Je ne surprendrai personne en disant que je suis passionné d'aviation, mais je ne suis pas non plus dupe devant le besoin impérieux de la rendre compatible avec les enjeux écologiques. L'aéronautique est à mon sens l'une des plus fantastiques avancées dans l'histoire de l'humanité. Au-delà de son rôle fondamental dans les échanges économiques et des millions d'emplois qu'elle a créés, son avènement a eu des bénéfices majeurs sur notre ouverture au monde et nos échanges culturels.

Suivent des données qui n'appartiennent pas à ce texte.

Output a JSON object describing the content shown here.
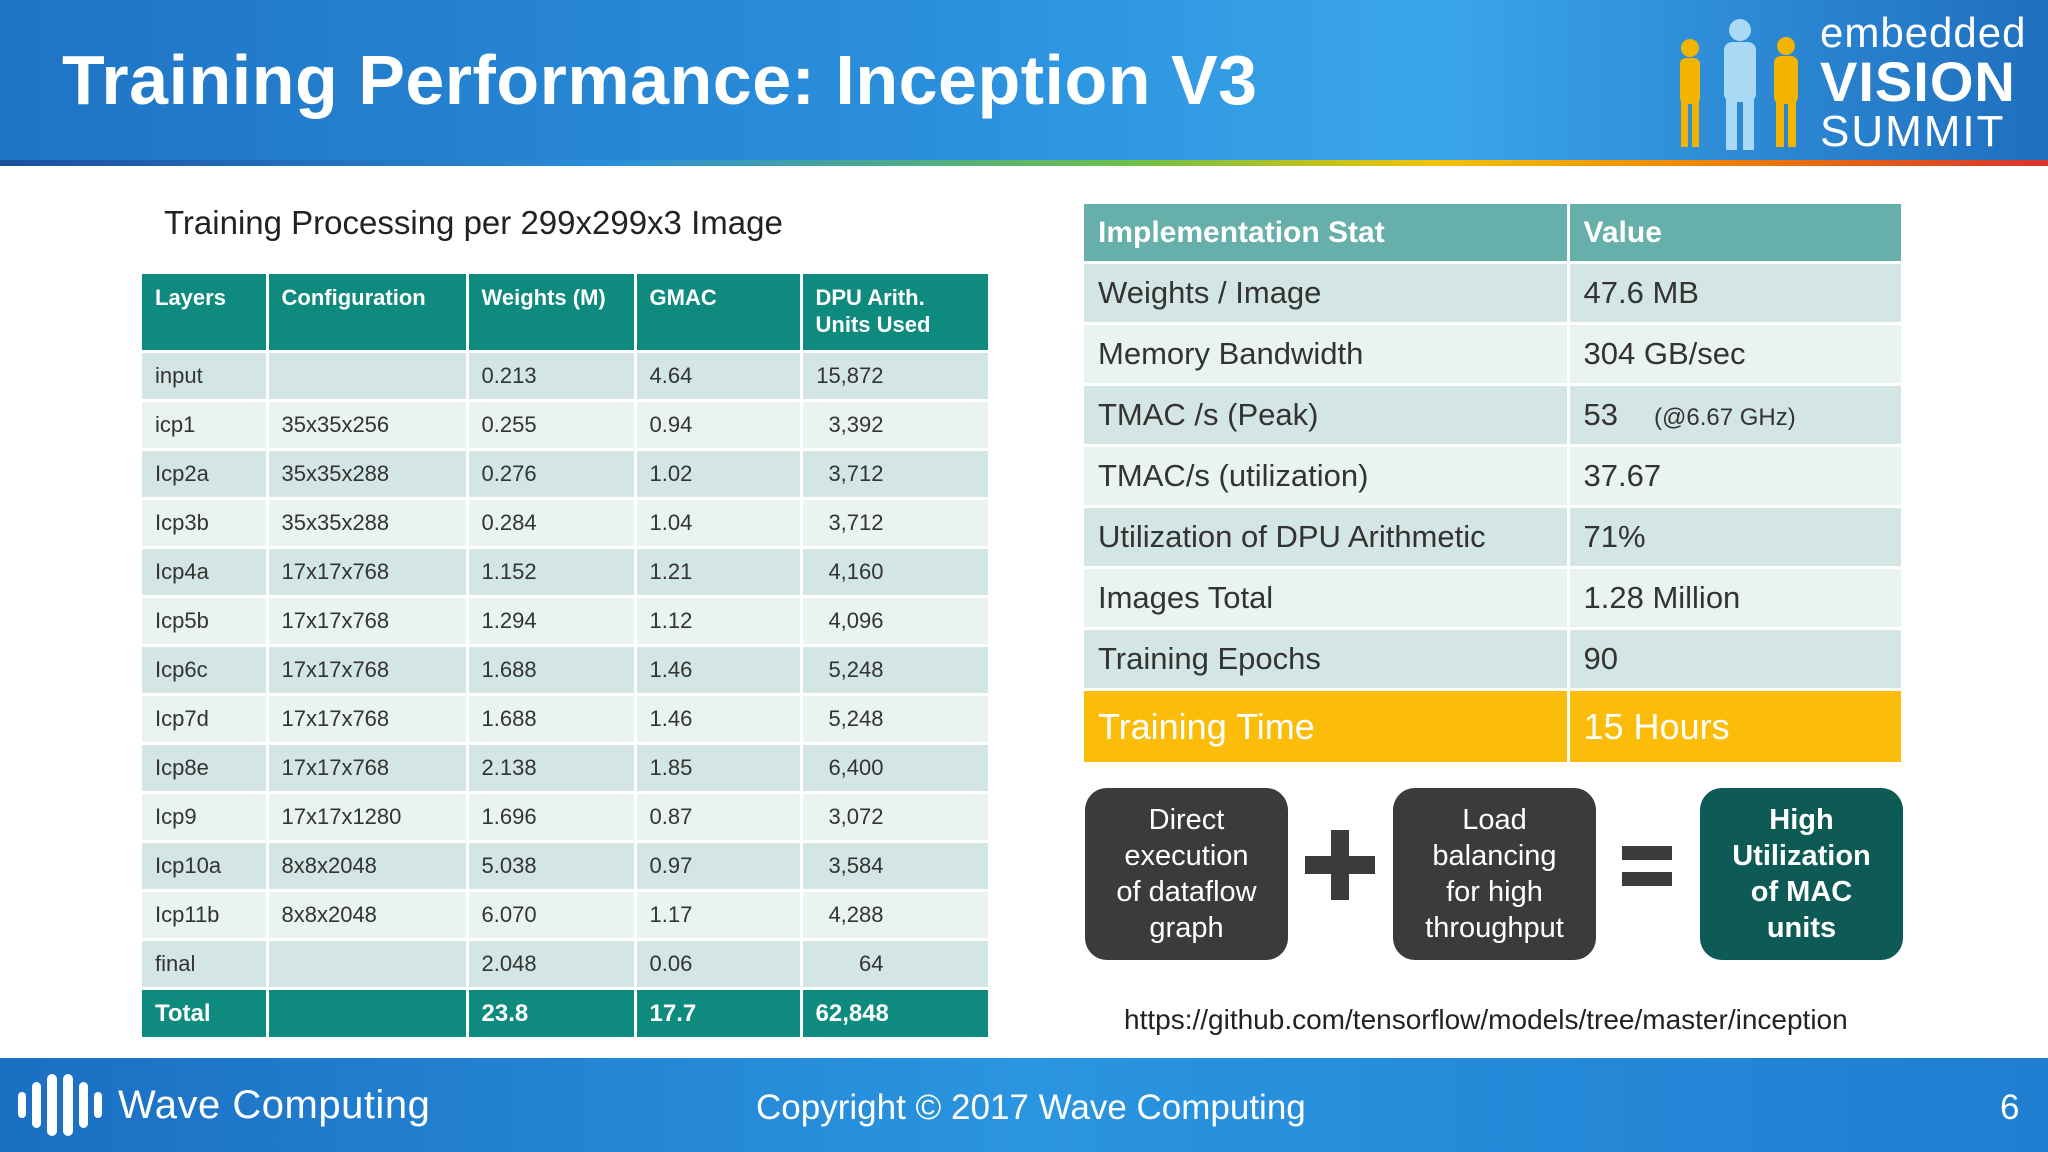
{
  "header": {
    "title": "Training Performance: Inception V3",
    "logo": {
      "line1": "embedded",
      "line2": "VISION",
      "line3": "SUMMIT"
    }
  },
  "left": {
    "caption": "Training Processing per 299x299x3 Image",
    "columns": [
      "Layers",
      "Configuration",
      "Weights (M)",
      "GMAC",
      "DPU Arith. Units Used"
    ],
    "rows": [
      [
        "input",
        "",
        "0.213",
        "4.64",
        "15,872"
      ],
      [
        "icp1",
        "35x35x256",
        "0.255",
        "0.94",
        "3,392"
      ],
      [
        "Icp2a",
        "35x35x288",
        "0.276",
        "1.02",
        "3,712"
      ],
      [
        "Icp3b",
        "35x35x288",
        "0.284",
        "1.04",
        "3,712"
      ],
      [
        "Icp4a",
        "17x17x768",
        "1.152",
        "1.21",
        "4,160"
      ],
      [
        "Icp5b",
        "17x17x768",
        "1.294",
        "1.12",
        "4,096"
      ],
      [
        "Icp6c",
        "17x17x768",
        "1.688",
        "1.46",
        "5,248"
      ],
      [
        "Icp7d",
        "17x17x768",
        "1.688",
        "1.46",
        "5,248"
      ],
      [
        "Icp8e",
        "17x17x768",
        "2.138",
        "1.85",
        "6,400"
      ],
      [
        "Icp9",
        "17x17x1280",
        "1.696",
        "0.87",
        "3,072"
      ],
      [
        "Icp10a",
        "8x8x2048",
        "5.038",
        "0.97",
        "3,584"
      ],
      [
        "Icp11b",
        "8x8x2048",
        "6.070",
        "1.17",
        "4,288"
      ],
      [
        "final",
        "",
        "2.048",
        "0.06",
        "64"
      ]
    ],
    "total": [
      "Total",
      "",
      "23.8",
      "17.7",
      "62,848"
    ]
  },
  "stats": {
    "columns": [
      "Implementation Stat",
      "Value"
    ],
    "rows": [
      {
        "stat": "Weights / Image",
        "value": "47.6 MB",
        "note": ""
      },
      {
        "stat": "Memory Bandwidth",
        "value": "304 GB/sec",
        "note": ""
      },
      {
        "stat": "TMAC /s (Peak)",
        "value": "53",
        "note": "(@6.67 GHz)"
      },
      {
        "stat": "TMAC/s (utilization)",
        "value": "37.67",
        "note": ""
      },
      {
        "stat": "Utilization of DPU Arithmetic",
        "value": "71%",
        "note": ""
      },
      {
        "stat": "Images Total",
        "value": "1.28 Million",
        "note": ""
      },
      {
        "stat": "Training Epochs",
        "value": "90",
        "note": ""
      }
    ],
    "highlight": {
      "stat": "Training Time",
      "value": "15 Hours"
    }
  },
  "equation": {
    "box1": "Direct\nexecution\nof dataflow\ngraph",
    "op1": "+",
    "box2": "Load\nbalancing\nfor high\nthroughput",
    "op2": "=",
    "box3": "High\nUtilization\nof MAC\nunits"
  },
  "url": "https://github.com/tensorflow/models/tree/master/inception",
  "footer": {
    "company": "Wave Computing",
    "copyright": "Copyright © 2017 Wave Computing",
    "page": "6"
  },
  "colors": {
    "table_header": "#0f8a7e",
    "stats_header": "#66afab",
    "highlight": "#fbbd0a",
    "result_box": "#0e5a55",
    "dark_box": "#3b3b3d"
  }
}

Symbole de l'innovation s'il y en a, elle doit continuer à inspirer tous les pionniers qui pourront la faire évoluer.
On ne peut aujourd'hui que constater le déclin dans lequel est plongé ce secteur depuis plus d'un an, combinaison de deux crises successives. Alors même que l'avion était accusé de tous les maux pour son empreinte écologique et que naissait la "honte de prendre l'avion", une pandémie mondiale a cloué au sol la grande majorité des aéronefs, entraînant avec elle une "impossibilité de prendre l'avion". Aujourd'hui l'enjeu n'est autre que la survie du secteur et il faut pour cela revenir à la raison.
L'étude des sources mondiales de CO2 montre que les plus importantes proviennent des moteurs à combustion, des bâtiments mal isolés, des chauffages et climatisations inefficients. Mais l'impuissance à résoudre ces énormes problèmes de façon systémique a poussé certains à se retourner contre des cibles de moindre importance, en cherchant des boucs-émissaires, comme les sapins de Noël et les avions. Au risque de ridiculiser la cause qu'ils veulent défendre.
Quand on parle de trafic aérien, il faut savoir que les émissions de CO2 par passager ont diminué de 80% au cours des 70 dernières années pour ne plus représenter, avant la crise du Covid-19, que 2 à 3% des émissions globales. Moins que le secteur numérique dont les tenants du streaming vidéo ne sont jamais montrés du doigt. Et pourtant l'aviation subit des attaques sans commune mesure avec son impact réel sur le climat. Elle est devenue l'otage d'une idéologie qui prône la décroissance comme seule solution aux enjeux environnementaux et qui déroule un « avion-bashing », un dénigrement, qui frôle le fanatisme, comme pour se donner bonne conscience et oublier qu'on pollue ailleurs.